The door locks on the SUV popped open. Tobias glanced over at the dummy then back at Jace. He raised his eyebrows and opened the back door. “Do you think that’s going to fool anyone?”

“As long as no one gets up close and personal, it will do the job for as long as I need it to.” Especially since no one expected a vampire to have a moral code and therefore wouldn’t expect him to have any compunction about sacrificing a child for something he wanted.

The door closed. “Got a minute to talk about what exactly the job is?”

“Getting my daughter back.”

“I figured that. The question is in the how.”

“I’m counting on luck.”

“Funny, I got the impression this was a suicide mission.”

“I’m not suicidal.”

Tobias leaned back in the seat. “Just reckless.”

Jace shrugged. “Only a little.”

“I know the goal is to get Faith back to Miri, but did it ever occur to you that without you, that’s not going to be enough?”

“It’ll be enough.”

“Miri’s right. You don’t understand weres. Miri will never accept your death. She’ll follow you to the grave.”

That was not part of the plan. “Slade will find a way for her to live for our daughter.”

“Uh-huh.” Tobias motioned to the road. “Shouldn’t we be going?”

“I believe I was told to come alone.”

“You were. But I told them the cost of bringing me in to broker a deal is they get to have me there when the deal took place.”

“They didn’t object.”

Tobias smiled a cold smile. “I think they’re planning on killing two birds with one stone.”

Jace met his gaze in the rearview. “You’ve got to admire their efficiency.”

“Yeah.
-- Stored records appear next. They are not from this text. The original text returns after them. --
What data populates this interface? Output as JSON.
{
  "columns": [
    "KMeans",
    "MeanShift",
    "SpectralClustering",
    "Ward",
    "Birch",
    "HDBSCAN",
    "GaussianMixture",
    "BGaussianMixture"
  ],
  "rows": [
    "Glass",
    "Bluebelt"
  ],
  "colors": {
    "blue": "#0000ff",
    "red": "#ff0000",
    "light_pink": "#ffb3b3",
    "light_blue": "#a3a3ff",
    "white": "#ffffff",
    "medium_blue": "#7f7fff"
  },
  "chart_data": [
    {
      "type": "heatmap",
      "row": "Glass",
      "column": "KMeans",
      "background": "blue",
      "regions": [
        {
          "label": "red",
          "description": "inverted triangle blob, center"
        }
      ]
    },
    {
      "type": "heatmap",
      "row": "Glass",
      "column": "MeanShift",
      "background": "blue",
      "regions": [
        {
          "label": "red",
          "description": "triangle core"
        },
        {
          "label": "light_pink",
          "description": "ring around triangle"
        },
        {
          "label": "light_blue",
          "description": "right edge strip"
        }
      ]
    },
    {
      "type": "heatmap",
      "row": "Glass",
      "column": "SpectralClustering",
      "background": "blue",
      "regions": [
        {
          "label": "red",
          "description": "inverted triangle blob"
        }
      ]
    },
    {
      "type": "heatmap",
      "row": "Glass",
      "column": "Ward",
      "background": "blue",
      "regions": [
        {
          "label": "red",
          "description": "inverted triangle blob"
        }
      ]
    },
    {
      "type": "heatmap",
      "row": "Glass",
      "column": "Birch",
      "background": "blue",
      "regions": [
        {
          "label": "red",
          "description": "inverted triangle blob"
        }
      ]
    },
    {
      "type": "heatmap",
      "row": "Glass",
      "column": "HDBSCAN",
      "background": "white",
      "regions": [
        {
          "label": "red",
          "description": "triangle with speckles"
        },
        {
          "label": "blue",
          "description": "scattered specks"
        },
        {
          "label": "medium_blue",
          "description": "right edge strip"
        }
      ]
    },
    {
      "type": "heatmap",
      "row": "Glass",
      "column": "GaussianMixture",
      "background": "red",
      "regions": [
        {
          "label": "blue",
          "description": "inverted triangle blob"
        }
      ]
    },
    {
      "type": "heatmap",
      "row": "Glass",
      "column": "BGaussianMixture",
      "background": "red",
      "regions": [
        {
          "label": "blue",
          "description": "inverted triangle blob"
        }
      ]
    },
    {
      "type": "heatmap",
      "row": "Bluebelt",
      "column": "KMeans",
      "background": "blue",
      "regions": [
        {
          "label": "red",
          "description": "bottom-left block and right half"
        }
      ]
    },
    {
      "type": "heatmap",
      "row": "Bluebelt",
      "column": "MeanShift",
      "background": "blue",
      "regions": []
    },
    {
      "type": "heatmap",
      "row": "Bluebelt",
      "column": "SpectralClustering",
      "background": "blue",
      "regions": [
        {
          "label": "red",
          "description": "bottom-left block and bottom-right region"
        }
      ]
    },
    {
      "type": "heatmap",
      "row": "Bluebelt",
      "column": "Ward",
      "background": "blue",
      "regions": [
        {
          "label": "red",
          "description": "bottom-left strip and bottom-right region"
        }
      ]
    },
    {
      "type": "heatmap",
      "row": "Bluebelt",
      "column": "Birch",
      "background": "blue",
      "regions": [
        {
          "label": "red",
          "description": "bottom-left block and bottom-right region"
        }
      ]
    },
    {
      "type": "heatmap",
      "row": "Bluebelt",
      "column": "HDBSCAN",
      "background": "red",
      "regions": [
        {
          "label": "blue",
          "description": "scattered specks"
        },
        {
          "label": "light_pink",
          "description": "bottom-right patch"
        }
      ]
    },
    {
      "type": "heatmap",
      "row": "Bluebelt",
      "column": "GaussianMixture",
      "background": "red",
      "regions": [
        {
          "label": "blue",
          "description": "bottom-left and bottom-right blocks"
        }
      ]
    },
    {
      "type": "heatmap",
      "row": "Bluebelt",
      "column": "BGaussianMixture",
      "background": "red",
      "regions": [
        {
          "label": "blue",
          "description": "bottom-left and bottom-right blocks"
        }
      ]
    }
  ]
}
You do.”

“So what do you think this is going to get them?”

“Brenda Lynn, because for sure they aren’t going to think you won’t bring her to trade.”

“I considered it.”

“No, you didn’t.”

“Don’t tell me you’ve suddenly decided I have scruples.”

“I’ve always thought you had scruples. Who do you think suggested to Ian to let your mating to Miri stand?”

“I wondered why no one just took me out.”

“You can thank me by not getting killed now and upsetting Miri.”

“That’s not in the plan.”

“As far as I can see there isn’t much of a plan.”

Jace put the SUV in motion. “If you don’t like it, you can get out.”

“There’s always plan B. I’m just going along for the ride, to protect were interests.”

“Which would be?”

“The Tragallion Alpha.”

“I’m thinking there aren’t too many that would be sad to see me go.”

“Miri would. She loves you.”

“And I love her.”

“And it’s definitely coloring your thinking.”

Jace steered the SUV around a rut in the road.

“What? You believe vampires can feel love?”

“I believe the Johnsons are capable of a lot of things most vampires aren’t.”

There was a series of clicks. Jace glanced in the rearview. Tobias held a cell phone in his hand. He glanced at the screen. A small smile touched his stern lips.